Things are never that black and white in the world of email marketing. Open rates may be not as accurate as they used to be, but they’re still a valuable metric that you can rely on to improve some aspects of your business. Tune in to learn how to analyze and use your open rates effectively.
[00:00] In this episode, Igor shares how he analyzes his open rates, and how to use them to adjust and improve your conversion rates.
[00:44] Do you like Igor’s AI-generated voice?
- Leave your feedback at igor.top/voice.
[01:53] Current status of open rates:
- Open rate today is a lot trickier to track than it used to be. There are a lot of fake openings, especially if you’ve got lots of Apple devices.

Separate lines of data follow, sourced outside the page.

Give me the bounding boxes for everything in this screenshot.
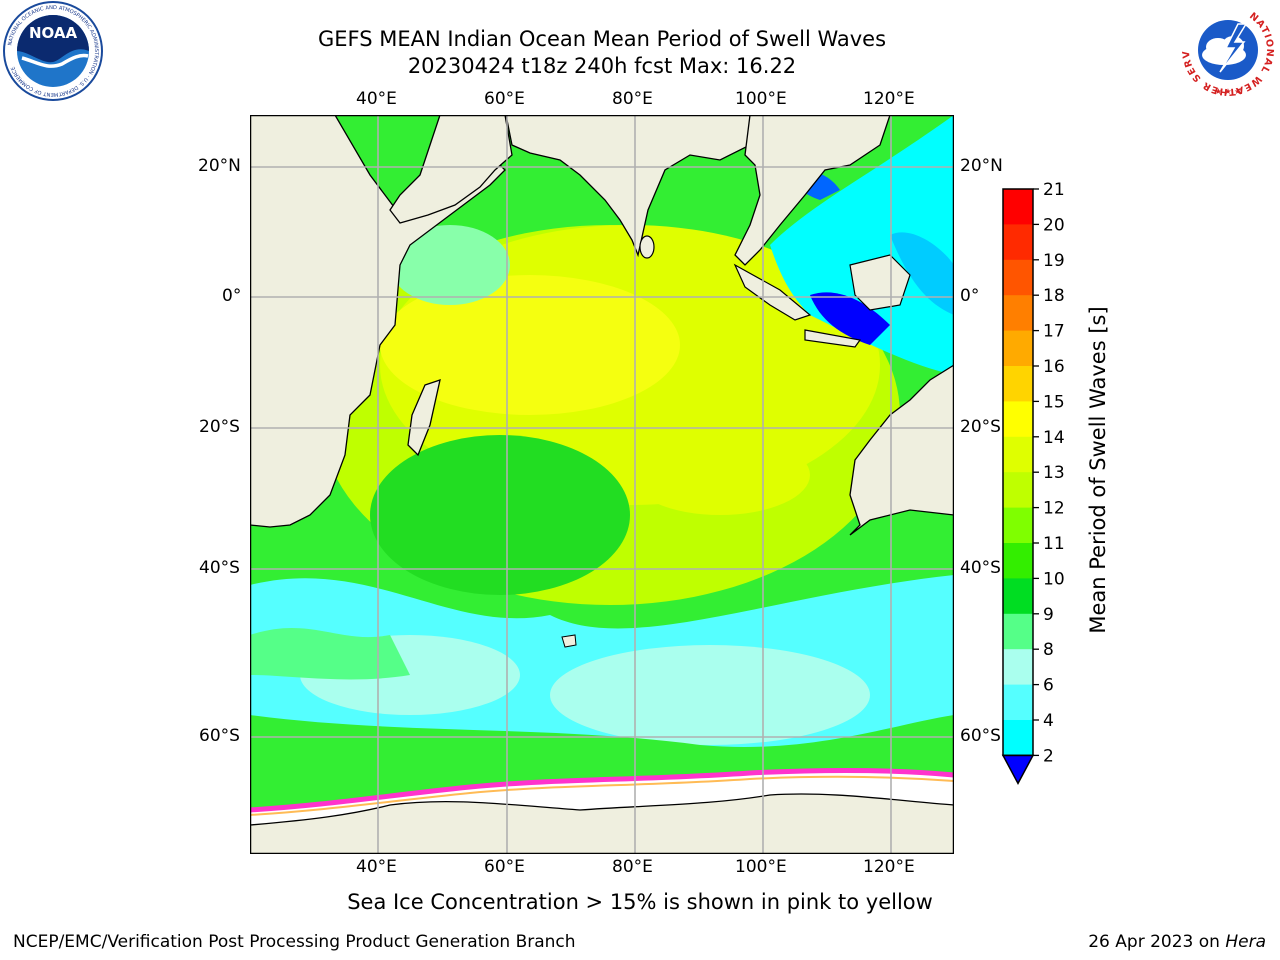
lon-label-bottom: 120°E	[863, 857, 915, 877]
colorbar-tick-label: 6	[1043, 676, 1054, 696]
lon-label-top: 80°E	[612, 89, 653, 109]
colorbar-tick-label: 13	[1043, 463, 1065, 483]
lat-label-right: 20°N	[960, 156, 1003, 176]
colorbar-extend-arrow	[1001, 754, 1035, 785]
noaa-logo: NATIONAL OCEANIC AND ATMOSPHERIC ADMINIS…	[3, 1, 103, 101]
colorbar-segment	[1003, 649, 1033, 686]
date-stamp: 26 Apr 2023 on Hera	[1088, 932, 1266, 952]
lat-label-left: 60°S	[199, 726, 240, 746]
colorbar-tick-label: 12	[1043, 499, 1065, 519]
colorbar-tick-label: 10	[1043, 569, 1065, 589]
colorbar-tick-label: 16	[1043, 357, 1065, 377]
colorbar-tick-label: 18	[1043, 286, 1065, 306]
svg-text:★ ★ ★: ★ ★ ★	[1215, 87, 1242, 96]
colorbar-tick-label: 19	[1043, 251, 1065, 271]
colorbar-segment	[1003, 401, 1033, 438]
colorbar: 21 20 19 18 17 16 15 14 13 12 11 10 9 8 6 4 2	[1001, 180, 1065, 785]
lon-label-top: 60°E	[484, 89, 525, 109]
date-text: 26 Apr 2023 on	[1088, 932, 1220, 952]
colorbar-segment	[1003, 330, 1033, 367]
lat-label-left: 20°N	[198, 156, 241, 176]
colorbar-segment	[1003, 613, 1033, 650]
lon-label-top: 100°E	[735, 89, 787, 109]
colorbar-segment	[1003, 684, 1033, 721]
colorbar-segment	[1003, 366, 1033, 402]
host-name: Hera	[1225, 932, 1266, 952]
map-title: GEFS MEAN Indian Ocean Mean Period of Sw…	[317, 27, 887, 51]
colorbar-segment	[1003, 720, 1033, 756]
colorbar-segment	[1003, 189, 1033, 225]
lat-label-left: 0°	[222, 286, 242, 306]
colorbar-segment	[1003, 507, 1033, 544]
credit-text: NCEP/EMC/Verification Post Processing Pr…	[13, 932, 576, 952]
lon-label-bottom: 40°E	[356, 857, 397, 877]
lat-label-right: 20°S	[960, 417, 1001, 437]
colorbar-tick-label: 8	[1043, 640, 1054, 660]
lon-label-bottom: 60°E	[484, 857, 525, 877]
sea-ice-note: Sea Ice Concentration > 15% is shown in …	[347, 890, 933, 914]
colorbar-tick-label: 4	[1043, 711, 1054, 731]
nws-logo: NATIONAL WEATHER SERVICE ★ ★ ★	[1178, 0, 1276, 98]
colorbar-title: Mean Period of Swell Waves [s]	[1086, 306, 1110, 634]
lat-label-left: 40°S	[199, 558, 240, 578]
lat-label-left: 20°S	[199, 417, 240, 437]
lat-label-right: 40°S	[960, 558, 1001, 578]
noaa-logo-text: NOAA	[29, 24, 78, 42]
lat-label-right: 60°S	[960, 726, 1001, 746]
colorbar-tick-label: 17	[1043, 322, 1065, 342]
colorbar-tick-label: 2	[1043, 746, 1054, 766]
colorbar-tick-label: 20	[1043, 215, 1065, 235]
colorbar-segment	[1003, 436, 1033, 473]
lon-label-top: 40°E	[356, 89, 397, 109]
lat-label-right: 0°	[960, 286, 980, 306]
colorbar-segment	[1003, 224, 1033, 261]
lon-label-top: 120°E	[863, 89, 915, 109]
colorbar-tick-label: 11	[1043, 534, 1065, 554]
colorbar-segment	[1003, 295, 1033, 332]
colorbar-segment	[1003, 543, 1033, 579]
lon-label-bottom: 80°E	[612, 857, 653, 877]
lon-label-bottom: 100°E	[735, 857, 787, 877]
map-subtitle: 20230424 t18z 240h fcst Max: 16.22	[407, 54, 797, 78]
colorbar-tick-label: 9	[1043, 605, 1054, 625]
swell-period-map	[250, 115, 954, 854]
colorbar-tick-label: 15	[1043, 392, 1065, 412]
colorbar-segment	[1003, 259, 1033, 296]
colorbar-tick-label: 21	[1043, 180, 1065, 200]
colorbar-tick-label: 14	[1043, 428, 1065, 448]
colorbar-segment	[1003, 472, 1033, 509]
colorbar-segment	[1003, 578, 1033, 615]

[02:05] Are open rates useless?
- I’ve never really based my business on open rates, but I’ve also never discarded them completely because it still tells me whether a subject line is good.
- It still tells me whether a list is of good quality, and it still tells me whether there’s any kind of interest in that particular angle.
- I will also look at the open rate for the sake of maybe trying to understand whether mailing at a certain time of day is more effective than at another time of day.
[04:37] Reasons why a campaign doesn’t work:
- Particular angle for that particular webinar or that particular audience didn’t seem like people wanted to attend the webinar.
- Maybe the interest wasn’t there, but the ones who did attend converted, which means we do have good webinar content, but maybe we should work from a different angle.
[04:50] Change your mindset:
- You have to be very agile in your thinking.
- You can’t just say this matters or this doesn’t matter.
- Opens matter, clicks matter, sales matter, opens don’t matter.
- If I’m mailing out a subject line and I’m getting a crappy open rate, it tells me something. It gives me something.
- It’s an information piece I can then use to make a decision whether it’s a creative decision or a technical decision.